Penentuan titik kontrol dengan GPS

Oleh:

Abdul Wahid Hasyim1) , M. Taufik2)

awhasyim@yahoo.com, taufik_srmd@yahoo.com
1) Jurusan Perencanaan Wilayah dan Kota Universitas Brawijaya Malang, sedang menempuh S3 Penginderaan Jauh di Institut Teknolologi Sepuluh Nopember (ITS) Surabaya,
2) Dosen Pasca Sarjana Teknik Sipil FTSP-ITS, bidang Penginderaan Jauh

Abstrak
Ketersediaan peta skala besar untuk kepentingan perencanaan di beberapa daerah atau bahkan hampir di semua daerah di Indonesia sulit ditemui. Peta skala besar 1: 1000 umumnya diperlukan untuk rencana-rencana setingkat RTRK, dan 1: 5000 setingkat RDTRK. Perencanaan dengan peta skala besar sangat memerluan akurasi posisi yang tepat karena membutuhan kedetilan yang tinggi misalnya, ketepatan pengukuran persil untuk perhitungan IMB, dan penempatan penataan kawasan dengan guna lahan pemukiman, pendidikan, komersial dan lainnya pada lahan yang seharusnya.
Koreksi geometri pada peta skala besar untuk kepentingan klasifikasi pada citra dapat dilakukan dengan salah satu metode pengukuran dengan menggunakan alat bantu GPS. Selanjutnya dilakukan pengambilan GCP pada lokasi terpilih secara berulang untuk memperkecil kesalahan dilapangan. Pada penelitian ini jumlah sampel akan ditentukan beragam agar terlihat perbedaan kesalahan yang mencolok, sehingga selanjutnya kesalahan pengambilan ataupun penentuan sampel dapat dihindari untuk memperoleh hasil yang lebih baik. Kawasan studi terpilih adalah Kecamatan Socah Kabupaten Bangkalan.

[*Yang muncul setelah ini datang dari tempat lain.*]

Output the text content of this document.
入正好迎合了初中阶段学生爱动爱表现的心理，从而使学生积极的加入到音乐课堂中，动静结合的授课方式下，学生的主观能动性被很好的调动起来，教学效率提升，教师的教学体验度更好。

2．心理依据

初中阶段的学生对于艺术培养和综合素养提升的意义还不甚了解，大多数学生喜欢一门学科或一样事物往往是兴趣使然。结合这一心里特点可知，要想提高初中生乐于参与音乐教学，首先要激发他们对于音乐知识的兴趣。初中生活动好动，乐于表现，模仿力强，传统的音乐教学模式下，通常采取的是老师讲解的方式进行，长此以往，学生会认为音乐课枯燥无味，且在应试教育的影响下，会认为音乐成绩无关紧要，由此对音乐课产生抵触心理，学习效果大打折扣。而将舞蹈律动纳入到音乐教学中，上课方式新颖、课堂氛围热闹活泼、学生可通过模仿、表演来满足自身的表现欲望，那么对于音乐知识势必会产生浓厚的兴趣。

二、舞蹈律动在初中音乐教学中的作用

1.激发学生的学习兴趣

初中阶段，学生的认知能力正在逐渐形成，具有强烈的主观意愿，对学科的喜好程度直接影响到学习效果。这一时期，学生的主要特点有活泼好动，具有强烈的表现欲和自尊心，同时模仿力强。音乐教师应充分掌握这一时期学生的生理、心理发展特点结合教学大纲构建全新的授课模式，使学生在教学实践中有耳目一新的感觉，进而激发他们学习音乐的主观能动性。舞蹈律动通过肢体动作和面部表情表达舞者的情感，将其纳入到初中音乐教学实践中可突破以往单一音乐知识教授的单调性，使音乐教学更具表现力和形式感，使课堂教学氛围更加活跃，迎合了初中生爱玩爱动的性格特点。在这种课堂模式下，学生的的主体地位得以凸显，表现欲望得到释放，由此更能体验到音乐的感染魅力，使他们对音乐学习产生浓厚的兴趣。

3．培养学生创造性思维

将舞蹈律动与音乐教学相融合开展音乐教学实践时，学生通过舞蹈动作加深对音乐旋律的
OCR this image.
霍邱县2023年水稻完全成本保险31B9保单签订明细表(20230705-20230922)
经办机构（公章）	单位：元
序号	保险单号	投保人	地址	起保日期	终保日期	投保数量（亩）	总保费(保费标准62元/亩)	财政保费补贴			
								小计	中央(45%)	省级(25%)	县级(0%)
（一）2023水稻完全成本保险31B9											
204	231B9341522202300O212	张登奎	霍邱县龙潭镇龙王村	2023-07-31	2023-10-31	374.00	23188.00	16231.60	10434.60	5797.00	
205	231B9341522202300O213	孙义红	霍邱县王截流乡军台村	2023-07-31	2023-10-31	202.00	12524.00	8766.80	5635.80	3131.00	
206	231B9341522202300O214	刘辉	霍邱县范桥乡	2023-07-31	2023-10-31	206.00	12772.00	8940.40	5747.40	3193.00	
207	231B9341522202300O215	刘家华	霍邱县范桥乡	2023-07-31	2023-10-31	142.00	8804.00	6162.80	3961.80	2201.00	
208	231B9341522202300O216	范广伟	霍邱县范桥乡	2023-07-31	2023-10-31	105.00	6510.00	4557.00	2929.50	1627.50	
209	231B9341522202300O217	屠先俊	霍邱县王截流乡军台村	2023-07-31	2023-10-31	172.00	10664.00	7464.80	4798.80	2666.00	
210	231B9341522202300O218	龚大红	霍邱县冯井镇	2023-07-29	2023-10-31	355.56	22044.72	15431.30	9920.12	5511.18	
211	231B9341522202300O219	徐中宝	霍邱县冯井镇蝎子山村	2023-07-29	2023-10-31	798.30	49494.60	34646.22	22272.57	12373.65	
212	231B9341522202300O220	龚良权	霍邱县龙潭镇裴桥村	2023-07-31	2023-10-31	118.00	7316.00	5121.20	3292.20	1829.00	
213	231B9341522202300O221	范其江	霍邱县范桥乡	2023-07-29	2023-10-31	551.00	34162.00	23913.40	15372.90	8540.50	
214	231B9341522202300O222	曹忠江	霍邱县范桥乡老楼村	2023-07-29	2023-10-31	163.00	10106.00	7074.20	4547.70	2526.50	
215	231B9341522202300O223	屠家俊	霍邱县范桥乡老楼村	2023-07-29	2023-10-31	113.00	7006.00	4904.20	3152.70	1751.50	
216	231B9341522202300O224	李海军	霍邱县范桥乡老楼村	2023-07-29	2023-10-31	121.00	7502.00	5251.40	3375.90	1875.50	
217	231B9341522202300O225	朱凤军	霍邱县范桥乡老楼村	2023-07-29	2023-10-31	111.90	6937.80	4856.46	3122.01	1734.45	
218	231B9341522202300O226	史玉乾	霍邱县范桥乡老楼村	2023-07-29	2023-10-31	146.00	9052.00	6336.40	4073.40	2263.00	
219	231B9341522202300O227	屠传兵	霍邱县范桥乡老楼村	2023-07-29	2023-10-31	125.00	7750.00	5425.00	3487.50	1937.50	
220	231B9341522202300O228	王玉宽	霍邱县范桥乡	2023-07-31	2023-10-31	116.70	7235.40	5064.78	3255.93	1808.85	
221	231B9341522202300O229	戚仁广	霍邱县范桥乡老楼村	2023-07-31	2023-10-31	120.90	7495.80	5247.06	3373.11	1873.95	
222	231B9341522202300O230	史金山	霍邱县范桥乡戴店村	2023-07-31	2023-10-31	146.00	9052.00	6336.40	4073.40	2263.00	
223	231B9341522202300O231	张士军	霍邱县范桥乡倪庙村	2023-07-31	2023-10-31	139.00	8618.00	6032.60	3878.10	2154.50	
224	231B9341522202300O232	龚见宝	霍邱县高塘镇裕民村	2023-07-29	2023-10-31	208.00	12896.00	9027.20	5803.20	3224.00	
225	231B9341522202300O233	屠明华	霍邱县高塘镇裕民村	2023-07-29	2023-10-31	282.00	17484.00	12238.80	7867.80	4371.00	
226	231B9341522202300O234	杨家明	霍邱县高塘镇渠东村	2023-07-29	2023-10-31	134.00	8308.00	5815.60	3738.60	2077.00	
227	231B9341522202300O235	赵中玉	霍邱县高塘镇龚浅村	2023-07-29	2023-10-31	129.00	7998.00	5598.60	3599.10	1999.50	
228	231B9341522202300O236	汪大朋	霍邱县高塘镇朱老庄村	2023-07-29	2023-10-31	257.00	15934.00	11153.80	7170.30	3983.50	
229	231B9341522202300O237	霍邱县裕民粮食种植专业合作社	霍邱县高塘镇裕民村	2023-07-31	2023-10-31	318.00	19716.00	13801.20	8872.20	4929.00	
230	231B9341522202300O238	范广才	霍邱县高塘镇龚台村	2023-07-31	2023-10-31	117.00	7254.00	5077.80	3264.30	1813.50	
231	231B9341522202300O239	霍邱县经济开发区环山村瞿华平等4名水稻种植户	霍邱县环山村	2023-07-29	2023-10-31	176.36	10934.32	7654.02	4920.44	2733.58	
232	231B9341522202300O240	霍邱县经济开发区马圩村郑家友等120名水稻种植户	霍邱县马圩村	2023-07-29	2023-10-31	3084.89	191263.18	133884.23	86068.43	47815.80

Kata Kunci: GCP, GPS, Koreksi Geometri, Peta Skala Besar

I. Pendahuluan
1.1 Latar belakang

Akhir-akhir ini GPS (Global Positioning System) menjadi sangat populer dan merambah dalam kehidupan masyarakat yang keranjingan teknologi. GPS menjadi salah satu gadget yang diburu agar tidak tertinggal oleh perkembangan jaman. Mengetahui peluang tersebut, para produden tidak tinggal diam mulailah diciptakan secara kreatif GPS yang yang terintegrasi dengan fungsi-fungsi lainnya misalnya telepone seluler (mobile phone) dan lain sebagainya.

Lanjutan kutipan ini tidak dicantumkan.